Si va forse prefigurando uno scontro fra due visioni antitetiche? Da una parte la destra attenta ai risparmi delle famiglie italiane, dall’altra associazioni datoriali e forze di centro sinistra con queste che chiedono investimenti per la crescita economica?
Una sintesi non convincente dacché Confindustria prova – e con successo – a costruire un’intesa col Governo per indirizzare la manovra nel senso invocato dalle imprese. Non a caso gli industriali, al pari dei sindacati rappresentativi, plaudono al taglio del cuneo fiscale (la differenza fra il costo per il datore di lavoro e lo stipendio effettivo, che consiste in tasse da dare allo Stato) – che vorrebbero tuttavia strutturale, in modo da far pagare d’ora in avanti gli aumenti contrattuali alla fiscalità generale; e benedicono gli accordi di secondo livello con tanto di deroghe ai contratti nazionali, ove lo scambio tra incrementi della produttività e pochi soldi in busta paga risulta assai poco conveniente per i lavoratori.
Ma davanti a ogni manovra Finanziaria è normale che si scatenino associazioni e lobby economiche e di potere. Accade da sempre e per questo Bonomi e Confindustria usano la consueta bagarre per mirare ad altri obiettivi, innanzitutto per abbattere la tassazione del lavoro a carico delle imprese, in modo da fronteggiare l’aumento dei costi energetici. Quindi, se al momento due terzi del cuneo fiscale lo pagano le imprese, sarebbe impopolare chiedere una ripartizione che aumenti la quota che paga il lavoratore – da un terzo al 50% – in modo da diminuire le retribuzioni. Per questo motivo i confindustriali propongono al Governo di finanziare questa “operazione di equità”, facendola finanziare all’erario pubblico anziché farla pagare al singolo lavoratore. Le richieste di Confindustria, però, non finiscono qui: si dice esplicitamente che le imprese non possono accogliere richieste di aumenti salariali in linea con l’aumento del costo della vita senza avere indietro una qualche merce di scambio, prima fra tutte l’aumento della produttività. Il che ci fa comprendere come l’obiettivo reale sia tanto ambizioso quanto esplicito: incassare oggi la riduzione del cuneo fiscale a carico dello Stato per poi, a partire dal prossimo anno, rivedere a favore delle imprese tutto il sistema della tassazione sul lavoro e a sostegno della cosiddetta crescita. Ma anche in questo caso sarebbe sempre lo Stato a dovere finanziare l’intera operazione di riduzione delle tasse a favore delle associazioni datoriali.

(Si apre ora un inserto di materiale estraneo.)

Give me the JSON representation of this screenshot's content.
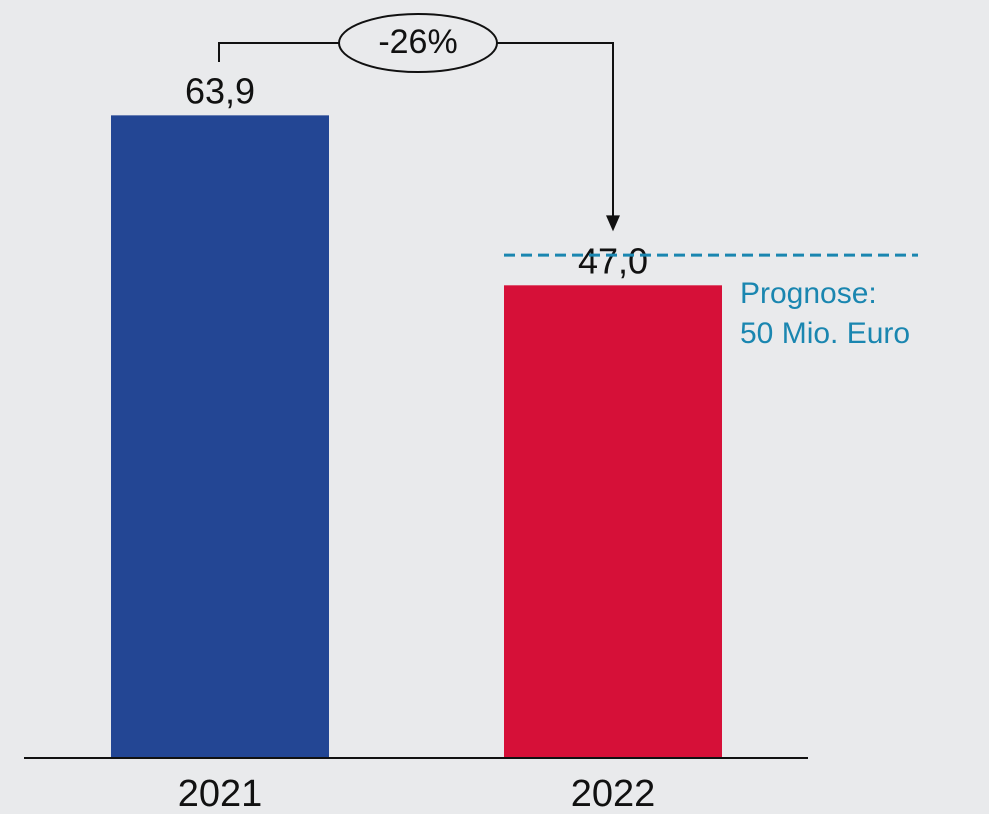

Sempre sulle pagine de Il Sole 24 Ore Bonomi esplicita ulteriormente il punto di vista padronale asserendo che, senza stimoli agli investimenti e ulteriori tagli al cuneo fiscale, per le aziende non potrà esserci ripresa e le associazioni datoriali continueranno ad essere “danneggiate”. Bonomi guarda direttamente alla gestione delle risorse del PNRR: «Tra Pnrr e fondi del settennato europeo ci sono a disposizione più di 400 miliardi in sette anni, vanno messi a terra bene e velocemente per realizzare le infrastrutture e stimolare gli investimenti. Realizzare quell’Industria 5.0 fondamentale per la competitività e per rispondere alla sfida di Usa e Cina».

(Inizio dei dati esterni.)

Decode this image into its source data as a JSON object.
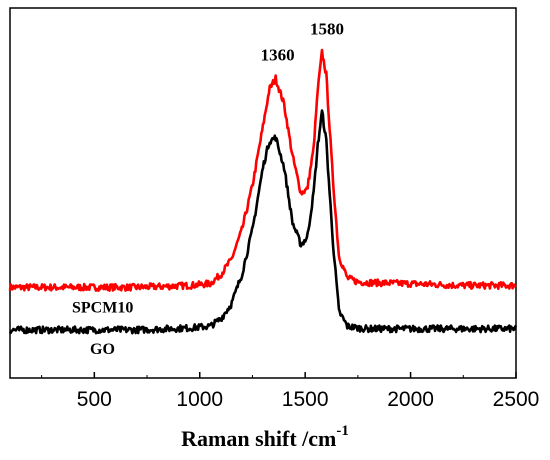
{
  "chart_data": {
    "type": "line",
    "xlabel": "Raman shift /cm",
    "xlabel_superscript": "-1",
    "ylabel": "",
    "xlim": [
      100,
      2500
    ],
    "ylim": [
      0,
      1
    ],
    "x_ticks": [
      500,
      1000,
      1500,
      2000,
      2500
    ],
    "x_tick_labels": [
      "500",
      "1000",
      "1500",
      "2000",
      "2500"
    ],
    "y_ticks_shown": false,
    "grid": false,
    "annotations": [
      {
        "text": "1360",
        "x": 1360
      },
      {
        "text": "1580",
        "x": 1580
      }
    ],
    "series": [
      {
        "name": "SPCM10",
        "color": "#ff0000",
        "x": [
          100,
          400,
          700,
          950,
          1050,
          1100,
          1150,
          1200,
          1250,
          1300,
          1330,
          1360,
          1400,
          1440,
          1480,
          1510,
          1540,
          1560,
          1580,
          1600,
          1630,
          1660,
          1700,
          1750,
          1800,
          2000,
          2250,
          2500
        ],
        "y": [
          0.245,
          0.245,
          0.245,
          0.25,
          0.255,
          0.28,
          0.32,
          0.4,
          0.52,
          0.68,
          0.78,
          0.81,
          0.74,
          0.6,
          0.5,
          0.51,
          0.62,
          0.78,
          0.88,
          0.82,
          0.55,
          0.33,
          0.27,
          0.26,
          0.258,
          0.255,
          0.25,
          0.25
        ]
      },
      {
        "name": "GO",
        "color": "#000000",
        "x": [
          100,
          400,
          700,
          950,
          1050,
          1100,
          1150,
          1200,
          1250,
          1300,
          1330,
          1360,
          1400,
          1440,
          1480,
          1510,
          1540,
          1560,
          1580,
          1600,
          1630,
          1660,
          1700,
          1750,
          1800,
          2000,
          2250,
          2500
        ],
        "y": [
          0.13,
          0.13,
          0.13,
          0.135,
          0.14,
          0.16,
          0.2,
          0.28,
          0.4,
          0.57,
          0.64,
          0.65,
          0.57,
          0.42,
          0.36,
          0.38,
          0.5,
          0.63,
          0.72,
          0.64,
          0.38,
          0.18,
          0.14,
          0.135,
          0.133,
          0.133,
          0.133,
          0.133
        ]
      }
    ]
  }
}
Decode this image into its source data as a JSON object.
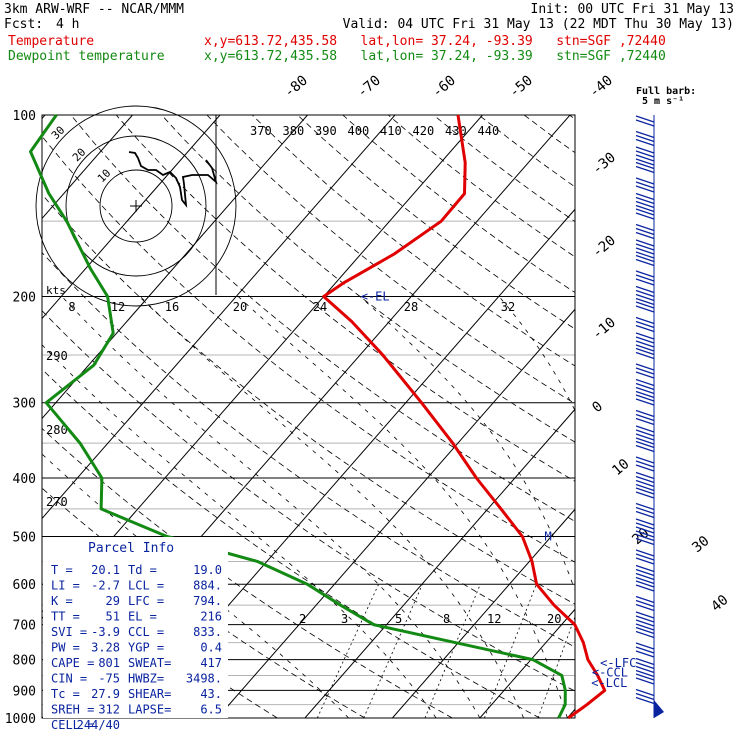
{
  "header": {
    "model": "3km ARW-WRF -- NCAR/MMM",
    "init": "Init: 00 UTC Fri 31 May 13",
    "fcst_label": "Fcst:",
    "fcst_value": "4 h",
    "valid": "Valid: 04 UTC Fri 31 May 13 (22 MDT Thu 30 May 13)",
    "temp_label": "Temperature",
    "dew_label": "Dewpoint temperature",
    "temp_loc": "x,y=613.72,435.58   lat,lon= 37.24, -93.39   stn=SGF ,72440",
    "dew_loc": "x,y=613.72,435.58   lat,lon= 37.24, -93.39   stn=SGF ,72440"
  },
  "colors": {
    "temperature": "#e00000",
    "dewpoint": "#138a13",
    "annotation": "#0a24a0",
    "grid": "#000000"
  },
  "chart_data": {
    "type": "skew-t",
    "pressure_levels": [
      "100",
      "200",
      "300",
      "400",
      "500",
      "600",
      "700",
      "800",
      "900",
      "1000"
    ],
    "isotherm_labels": [
      "-80",
      "-70",
      "-60",
      "-50",
      "-40",
      "-30",
      "-20",
      "-10",
      "0",
      "10",
      "20",
      "30",
      "40"
    ],
    "theta_labels": [
      "370",
      "380",
      "390",
      "400",
      "410",
      "420",
      "430",
      "440"
    ],
    "theta_left_labels": [
      "290",
      "280",
      "270"
    ],
    "mixing_ratio_labels": [
      "2",
      "3",
      "5",
      "8",
      "12",
      "20"
    ],
    "temperature_profile": [
      {
        "p": 1000,
        "t": 20.1
      },
      {
        "p": 950,
        "t": 20.9
      },
      {
        "p": 900,
        "t": 21.5
      },
      {
        "p": 850,
        "t": 19.2
      },
      {
        "p": 800,
        "t": 16.5
      },
      {
        "p": 750,
        "t": 14.3
      },
      {
        "p": 700,
        "t": 11.5
      },
      {
        "p": 650,
        "t": 7.2
      },
      {
        "p": 600,
        "t": 3.1
      },
      {
        "p": 550,
        "t": 0.3
      },
      {
        "p": 500,
        "t": -3.3
      },
      {
        "p": 450,
        "t": -8.5
      },
      {
        "p": 400,
        "t": -14.4
      },
      {
        "p": 350,
        "t": -20.6
      },
      {
        "p": 300,
        "t": -28.2
      },
      {
        "p": 250,
        "t": -37.4
      },
      {
        "p": 220,
        "t": -44.3
      },
      {
        "p": 200,
        "t": -50.0
      },
      {
        "p": 190,
        "t": -49.1
      },
      {
        "p": 170,
        "t": -46.2
      },
      {
        "p": 150,
        "t": -44.1
      },
      {
        "p": 135,
        "t": -44.2
      },
      {
        "p": 120,
        "t": -47.2
      },
      {
        "p": 100,
        "t": -52.8
      }
    ],
    "dewpoint_profile": [
      {
        "p": 1000,
        "t": 19.0
      },
      {
        "p": 950,
        "t": 18.4
      },
      {
        "p": 900,
        "t": 17.0
      },
      {
        "p": 850,
        "t": 15.1
      },
      {
        "p": 800,
        "t": 10.2
      },
      {
        "p": 750,
        "t": -0.3
      },
      {
        "p": 700,
        "t": -11.5
      },
      {
        "p": 650,
        "t": -17.2
      },
      {
        "p": 600,
        "t": -23.1
      },
      {
        "p": 550,
        "t": -31.1
      },
      {
        "p": 500,
        "t": -43.9
      },
      {
        "p": 450,
        "t": -54.2
      },
      {
        "p": 400,
        "t": -57.2
      },
      {
        "p": 350,
        "t": -63.2
      },
      {
        "p": 300,
        "t": -71.1
      },
      {
        "p": 260,
        "t": -69.4
      },
      {
        "p": 230,
        "t": -70.4
      },
      {
        "p": 200,
        "t": -74.7
      },
      {
        "p": 180,
        "t": -79.4
      },
      {
        "p": 150,
        "t": -86.9
      },
      {
        "p": 135,
        "t": -91.7
      },
      {
        "p": 115,
        "t": -98.0
      },
      {
        "p": 100,
        "t": -98.7
      }
    ],
    "annotations": [
      {
        "p": 200,
        "t": -46,
        "text": "<-EL"
      },
      {
        "p": 500,
        "t": -1,
        "text": "M"
      },
      {
        "p": 810,
        "t": 18,
        "text": "<-LFC"
      },
      {
        "p": 840,
        "t": 18,
        "text": "<-CCL"
      },
      {
        "p": 875,
        "t": 19,
        "text": "<-LCL"
      }
    ],
    "hodograph": {
      "ring_labels": [
        "30",
        "20",
        "10"
      ],
      "kts_label": "kts",
      "axis_labels": [
        "8",
        "12",
        "16",
        "20",
        "24",
        "28",
        "32"
      ]
    },
    "parcel_info": {
      "title": "Parcel Info",
      "rows": [
        [
          "T  =",
          "20.1",
          "Td =",
          "19.0"
        ],
        [
          "LI =",
          "-2.7",
          "LCL =",
          "884."
        ],
        [
          "K  =",
          "29",
          "LFC =",
          "794."
        ],
        [
          "TT =",
          "51",
          "EL =",
          "216"
        ],
        [
          "SVI =",
          "-3.9",
          "CCL =",
          "833."
        ],
        [
          "PW =",
          "3.28",
          "YGP =",
          "0.4"
        ],
        [
          "CAPE =",
          "801",
          "SWEAT=",
          "417"
        ],
        [
          "CIN =",
          "-75",
          "HWBZ=",
          "3498."
        ],
        [
          "Tc =",
          "27.9",
          "SHEAR=",
          "43."
        ],
        [
          "SREH =",
          "312",
          "LAPSE=",
          "6.5"
        ],
        [
          "CELL =",
          "244/40",
          "",
          ""
        ]
      ]
    },
    "barb_legend": {
      "line1": "Full barb:",
      "line2": "5 m s⁻¹"
    }
  }
}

Per capire a cosa faccia riferimento si deve notare che complessivamente la Commissione Europea prevede lo stanziamento per tutti gli Stati membri di ben 743,8 miliardi di €, comprendenti sovvenzioni e prestiti. Di questi, quasi 300 miliardi sono parte del piano REPowerEU, che mira a implementare le capacità energetiche degli Stati membri nei termini di indipendenza energetica, diversificazione di utilizzo e approvvigionamento sostenibile (comprare energia a prezzi contenuti). Il resto delle risorse, invece, viene mobilitato per i vari PNRR dei singoli Paesi. Se i fondi per i PNRR sono in parte sovvenzioni e in parte prestiti, in misura quasi equivalente, per REPowerEU ben 225 miliardi sono costituiti solamente da prestiti. E’ per carpire questi fondi (ovviamente nella parte spettante all’Italia) che Bonomi fa pressioni sull’Esecutivo.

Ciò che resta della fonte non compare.